Fri, 26 Jun 1998

Clinton leads huge delegation to communist China

Our Asia correspondent Harvey Stockwin begins a series of articles on President Bill Clinton's current visit to China with a commentary on the unusual size of the U.S. delegation.

HONG KONG (JP): At first glance, it appears that the Clinton administration is moving en bloc to the Middle Kingdom for the next 10 days, June 24 to July 3.

At second glance, it becomes clear that President Bill Clinton is taking a larger official delegation to China than any previous U.S. president --- and a larger official delegation than has ever gone even on state visits to longstanding U.S. allies such as Japan, Germany or Great Britain.

In addition to the president and the First Lady, all the important cabinet members are going, according to a list issued yesterday by the Office of the Press Secretary in the White House.

The only exception is the Secretary of Defense William Cohen.
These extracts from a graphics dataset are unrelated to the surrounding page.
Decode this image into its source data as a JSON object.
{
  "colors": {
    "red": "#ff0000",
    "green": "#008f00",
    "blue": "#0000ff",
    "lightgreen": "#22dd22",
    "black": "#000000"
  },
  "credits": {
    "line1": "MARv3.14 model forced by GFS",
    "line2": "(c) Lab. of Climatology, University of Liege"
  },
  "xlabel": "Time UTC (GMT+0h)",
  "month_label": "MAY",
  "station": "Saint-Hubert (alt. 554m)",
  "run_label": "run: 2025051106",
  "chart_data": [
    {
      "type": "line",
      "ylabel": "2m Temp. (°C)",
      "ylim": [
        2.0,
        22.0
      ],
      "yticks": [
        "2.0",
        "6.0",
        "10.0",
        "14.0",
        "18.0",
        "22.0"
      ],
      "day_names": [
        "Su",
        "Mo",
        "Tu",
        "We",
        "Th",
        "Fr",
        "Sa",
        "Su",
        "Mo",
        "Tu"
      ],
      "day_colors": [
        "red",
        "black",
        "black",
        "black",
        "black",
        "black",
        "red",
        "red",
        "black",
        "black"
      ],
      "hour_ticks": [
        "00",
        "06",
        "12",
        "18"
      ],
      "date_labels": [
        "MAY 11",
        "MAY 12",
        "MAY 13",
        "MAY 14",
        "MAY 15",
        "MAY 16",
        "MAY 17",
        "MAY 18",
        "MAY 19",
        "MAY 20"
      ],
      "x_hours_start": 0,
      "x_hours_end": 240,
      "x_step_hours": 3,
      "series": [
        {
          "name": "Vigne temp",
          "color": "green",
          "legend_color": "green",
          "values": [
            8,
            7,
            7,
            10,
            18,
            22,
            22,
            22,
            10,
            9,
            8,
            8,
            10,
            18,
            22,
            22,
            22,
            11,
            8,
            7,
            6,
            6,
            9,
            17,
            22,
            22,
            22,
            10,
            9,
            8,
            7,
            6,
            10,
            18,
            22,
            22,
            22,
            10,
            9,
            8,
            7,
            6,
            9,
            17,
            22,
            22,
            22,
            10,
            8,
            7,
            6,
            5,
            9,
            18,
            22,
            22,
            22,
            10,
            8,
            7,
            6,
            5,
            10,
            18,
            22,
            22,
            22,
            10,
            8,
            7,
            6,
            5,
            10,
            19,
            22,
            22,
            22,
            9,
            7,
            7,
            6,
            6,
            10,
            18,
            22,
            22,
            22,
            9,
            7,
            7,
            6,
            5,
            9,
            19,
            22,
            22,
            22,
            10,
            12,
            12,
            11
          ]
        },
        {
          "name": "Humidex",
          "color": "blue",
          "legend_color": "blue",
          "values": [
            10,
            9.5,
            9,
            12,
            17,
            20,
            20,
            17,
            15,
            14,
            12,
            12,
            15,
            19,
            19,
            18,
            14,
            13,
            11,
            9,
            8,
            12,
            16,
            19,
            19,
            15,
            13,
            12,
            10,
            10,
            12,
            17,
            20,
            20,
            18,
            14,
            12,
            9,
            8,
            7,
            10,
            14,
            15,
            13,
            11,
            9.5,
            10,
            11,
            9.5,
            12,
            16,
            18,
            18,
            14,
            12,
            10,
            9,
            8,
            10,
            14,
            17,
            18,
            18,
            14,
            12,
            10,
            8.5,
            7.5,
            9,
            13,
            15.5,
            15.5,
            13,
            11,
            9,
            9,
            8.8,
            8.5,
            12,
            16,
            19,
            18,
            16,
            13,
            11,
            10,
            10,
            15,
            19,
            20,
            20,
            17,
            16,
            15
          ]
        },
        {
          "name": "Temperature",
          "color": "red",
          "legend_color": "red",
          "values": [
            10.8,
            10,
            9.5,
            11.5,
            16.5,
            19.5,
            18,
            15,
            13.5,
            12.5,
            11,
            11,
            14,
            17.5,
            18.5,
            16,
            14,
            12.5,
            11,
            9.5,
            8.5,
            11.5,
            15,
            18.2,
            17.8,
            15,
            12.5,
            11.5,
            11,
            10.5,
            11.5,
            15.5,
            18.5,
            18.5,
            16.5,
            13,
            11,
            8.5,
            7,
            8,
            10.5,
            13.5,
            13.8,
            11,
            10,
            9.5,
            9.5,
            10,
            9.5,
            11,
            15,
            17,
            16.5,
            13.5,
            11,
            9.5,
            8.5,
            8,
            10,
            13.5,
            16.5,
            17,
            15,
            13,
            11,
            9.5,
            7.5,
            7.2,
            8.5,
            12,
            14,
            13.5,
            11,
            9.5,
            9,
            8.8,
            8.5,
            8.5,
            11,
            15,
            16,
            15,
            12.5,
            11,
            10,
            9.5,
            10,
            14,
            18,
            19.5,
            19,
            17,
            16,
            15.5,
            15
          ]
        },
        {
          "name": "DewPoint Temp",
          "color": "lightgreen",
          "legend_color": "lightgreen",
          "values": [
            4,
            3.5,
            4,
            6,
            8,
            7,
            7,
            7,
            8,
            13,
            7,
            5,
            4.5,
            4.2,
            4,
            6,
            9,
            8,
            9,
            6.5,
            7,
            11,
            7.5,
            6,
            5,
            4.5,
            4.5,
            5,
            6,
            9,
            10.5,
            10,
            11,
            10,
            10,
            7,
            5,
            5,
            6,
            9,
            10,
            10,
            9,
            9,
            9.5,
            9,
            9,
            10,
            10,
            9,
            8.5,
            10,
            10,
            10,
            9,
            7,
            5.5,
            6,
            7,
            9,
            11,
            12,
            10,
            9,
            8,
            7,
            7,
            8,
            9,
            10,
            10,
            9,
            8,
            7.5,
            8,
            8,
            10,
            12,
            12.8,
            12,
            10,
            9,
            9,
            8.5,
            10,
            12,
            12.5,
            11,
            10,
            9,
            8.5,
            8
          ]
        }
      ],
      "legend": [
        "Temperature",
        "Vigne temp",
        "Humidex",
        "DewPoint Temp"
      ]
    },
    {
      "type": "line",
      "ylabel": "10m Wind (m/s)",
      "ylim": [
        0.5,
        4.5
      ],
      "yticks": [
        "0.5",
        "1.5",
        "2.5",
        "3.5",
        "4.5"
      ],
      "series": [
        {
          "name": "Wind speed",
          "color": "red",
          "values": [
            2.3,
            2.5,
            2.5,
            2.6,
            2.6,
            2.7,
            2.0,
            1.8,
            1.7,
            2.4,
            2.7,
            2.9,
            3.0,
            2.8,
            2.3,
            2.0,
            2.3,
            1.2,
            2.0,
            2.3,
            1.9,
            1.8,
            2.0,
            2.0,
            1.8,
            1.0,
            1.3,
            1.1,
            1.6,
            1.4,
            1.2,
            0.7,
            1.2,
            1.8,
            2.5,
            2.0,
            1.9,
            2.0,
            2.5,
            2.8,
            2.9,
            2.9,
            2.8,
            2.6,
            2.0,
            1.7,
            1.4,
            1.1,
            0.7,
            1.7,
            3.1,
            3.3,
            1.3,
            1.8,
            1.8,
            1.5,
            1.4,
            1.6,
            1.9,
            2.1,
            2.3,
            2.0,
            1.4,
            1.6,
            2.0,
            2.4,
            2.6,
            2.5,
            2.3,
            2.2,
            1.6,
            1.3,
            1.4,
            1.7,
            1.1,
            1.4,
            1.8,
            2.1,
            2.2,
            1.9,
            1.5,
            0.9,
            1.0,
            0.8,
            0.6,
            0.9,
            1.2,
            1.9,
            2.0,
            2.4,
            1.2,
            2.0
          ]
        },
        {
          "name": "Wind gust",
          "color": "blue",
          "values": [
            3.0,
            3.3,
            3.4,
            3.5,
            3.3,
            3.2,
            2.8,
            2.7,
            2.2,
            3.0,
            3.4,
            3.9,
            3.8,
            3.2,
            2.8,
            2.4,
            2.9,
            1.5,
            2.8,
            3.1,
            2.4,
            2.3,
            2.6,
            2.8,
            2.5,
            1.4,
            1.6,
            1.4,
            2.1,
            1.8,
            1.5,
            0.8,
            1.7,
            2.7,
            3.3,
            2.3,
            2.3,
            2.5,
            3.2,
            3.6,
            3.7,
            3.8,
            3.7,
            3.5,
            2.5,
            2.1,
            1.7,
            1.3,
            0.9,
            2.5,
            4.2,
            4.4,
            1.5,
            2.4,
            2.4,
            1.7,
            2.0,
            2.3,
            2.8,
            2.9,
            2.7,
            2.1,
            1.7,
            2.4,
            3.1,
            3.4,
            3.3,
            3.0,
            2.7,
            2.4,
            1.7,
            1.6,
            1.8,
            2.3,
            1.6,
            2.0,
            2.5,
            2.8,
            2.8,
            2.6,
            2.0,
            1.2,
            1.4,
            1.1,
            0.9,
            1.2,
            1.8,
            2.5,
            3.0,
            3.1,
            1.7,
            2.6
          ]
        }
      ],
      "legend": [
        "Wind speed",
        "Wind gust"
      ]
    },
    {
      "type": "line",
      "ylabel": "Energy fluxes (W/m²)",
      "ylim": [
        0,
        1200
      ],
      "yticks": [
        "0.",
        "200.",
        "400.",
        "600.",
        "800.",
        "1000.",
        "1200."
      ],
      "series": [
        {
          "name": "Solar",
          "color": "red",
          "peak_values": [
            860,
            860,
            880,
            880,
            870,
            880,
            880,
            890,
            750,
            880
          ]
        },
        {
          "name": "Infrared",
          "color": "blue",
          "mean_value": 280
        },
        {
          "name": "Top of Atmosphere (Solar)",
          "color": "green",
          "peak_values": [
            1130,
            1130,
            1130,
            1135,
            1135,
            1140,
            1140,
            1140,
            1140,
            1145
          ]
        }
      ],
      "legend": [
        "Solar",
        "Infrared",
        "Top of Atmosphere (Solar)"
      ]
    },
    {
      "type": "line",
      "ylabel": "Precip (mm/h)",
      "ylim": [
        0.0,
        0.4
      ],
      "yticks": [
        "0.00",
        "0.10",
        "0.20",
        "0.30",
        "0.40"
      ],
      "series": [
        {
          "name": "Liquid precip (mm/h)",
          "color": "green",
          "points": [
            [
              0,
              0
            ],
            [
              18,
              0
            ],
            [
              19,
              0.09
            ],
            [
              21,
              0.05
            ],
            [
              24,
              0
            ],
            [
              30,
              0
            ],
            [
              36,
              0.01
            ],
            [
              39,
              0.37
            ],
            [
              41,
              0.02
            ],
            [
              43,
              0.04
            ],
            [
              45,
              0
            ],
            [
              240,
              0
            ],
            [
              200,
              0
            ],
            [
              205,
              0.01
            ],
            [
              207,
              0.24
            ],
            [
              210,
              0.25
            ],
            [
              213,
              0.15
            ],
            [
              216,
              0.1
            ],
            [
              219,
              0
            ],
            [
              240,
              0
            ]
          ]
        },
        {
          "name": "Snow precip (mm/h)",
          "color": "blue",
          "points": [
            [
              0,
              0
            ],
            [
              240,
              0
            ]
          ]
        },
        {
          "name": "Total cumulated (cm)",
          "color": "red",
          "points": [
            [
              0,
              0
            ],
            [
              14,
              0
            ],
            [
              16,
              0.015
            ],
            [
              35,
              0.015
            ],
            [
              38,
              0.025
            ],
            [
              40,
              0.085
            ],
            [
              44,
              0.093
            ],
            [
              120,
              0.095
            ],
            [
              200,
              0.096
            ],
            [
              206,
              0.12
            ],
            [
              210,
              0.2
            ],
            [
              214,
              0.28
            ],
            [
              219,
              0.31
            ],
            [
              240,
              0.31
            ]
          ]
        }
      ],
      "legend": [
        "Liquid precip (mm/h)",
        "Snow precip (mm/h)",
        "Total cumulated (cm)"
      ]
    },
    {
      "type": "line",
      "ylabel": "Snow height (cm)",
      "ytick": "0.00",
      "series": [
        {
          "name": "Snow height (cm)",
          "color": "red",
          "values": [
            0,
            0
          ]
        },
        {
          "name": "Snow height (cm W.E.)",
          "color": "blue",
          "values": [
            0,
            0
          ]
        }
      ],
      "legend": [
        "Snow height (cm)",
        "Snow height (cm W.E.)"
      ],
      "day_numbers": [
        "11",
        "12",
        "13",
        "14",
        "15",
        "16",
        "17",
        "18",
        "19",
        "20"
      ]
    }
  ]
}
But Secretary of State Madeleine Albright, Treasury Secretary Robert Rubin, Agriculture Secretary Daniel Glickman, Commerce Secretary William Daley, the chairman of the Council of Economic Advisers Janet Yellen and U.S. Trade Representative Charlene Barshefsky will all be concentrating their attention on China in China for the next 10 days.

This is the more remarkable when it is recalled that Asia is still in the midst of a deepening economic and political crisis, which should require officials like Albright and Rubin to concentrate instead on the wider global picture, while Clinton involved himself in the task of positive image-creation within China.

The likely China-bias of the Clinton administration in the next 10 days, and perhaps beyond, is further emphasized by the fact that Assistant Secretaries at State, Treasury, Agriculture, and Trade will not be minding the store back in Washington DC, but will also be traveling through China with their bosses.

The Clinton administration had hoped to entice some leading Republican Congressmen and Senators to join the official party but in the end the three senators and three congressmen with Clinton are all Democrats.

Needless to say, the National Security Council, and the Clinton-created National Economic Council, are well represented as is the Office of the Press Secretary.

Altogether there are no less than 49 members of the U.S. official delegation on the state visit.

This large number would be explicable were the United States engaged in a major negotiation during the Clinton visit. But according to an itinerary seen by The Jakarta Post, the only day set aside for formal exchanges is Saturday June 27 in Beijing.

Apart from that, the trip is mainly sight-seeing, a questionable pastime for Presidents let alone their underlings.

One major oddity of the official delegation list is that a highly important member of the U.S. government is placed fifth from last on the list, below a Deputy Press Secretary.

The official concerned is the Commander-in-Chief of U.S. armed forces in the Pacific (CINCPAC), four-star Admiral Joseph Prueher. Official sources are at a loss to explain why the Admiral should be ranked so low on the list. Just possibly, Prueher's position reflects the low regard in which many members of the Clinton administration hold the U.S. military.

It can be reasonably assumed that Chinese officialdom, with its innate respect for the power a person wields, is most unlikely to rank Admiral Prueher 45th in the pecking order when it comes to banquet placements.

But the huge delegation, with its many demands, will almost certainly strain the Chinese bureaucratic capacity to handle it. Just to complicate matters the U.S. Chief of Protocol Mary Mel French is 29th on the delegation list -- way above the Admiral.

The size of the official delegation reinforces the main political problem posed by the Clinton odyssey to China: Asian worries concerning the direction in which U.S. Asian policy is headed.

The U.S. has told its friends and allies that "strategic partnership" with China does not mean alliance, and that no new departures are planned. The trouble with such a huge official delegation is that it further enhances the impression that the Americans, always prone to romanticize China, are about to make a huge lurch towards the Middle Kingdom.

However the possibility exists that there is a simple explanation for the core of the U.S. government swanning across the Pacific to Tiananmen Square.

When President Bush went to China in February 1989, Air Force One still had the limited capacity of being merely a Boeing 707.

Under Clinton, Air Force One has become a Boeing 747 jumbo jet, with so many more places to fill.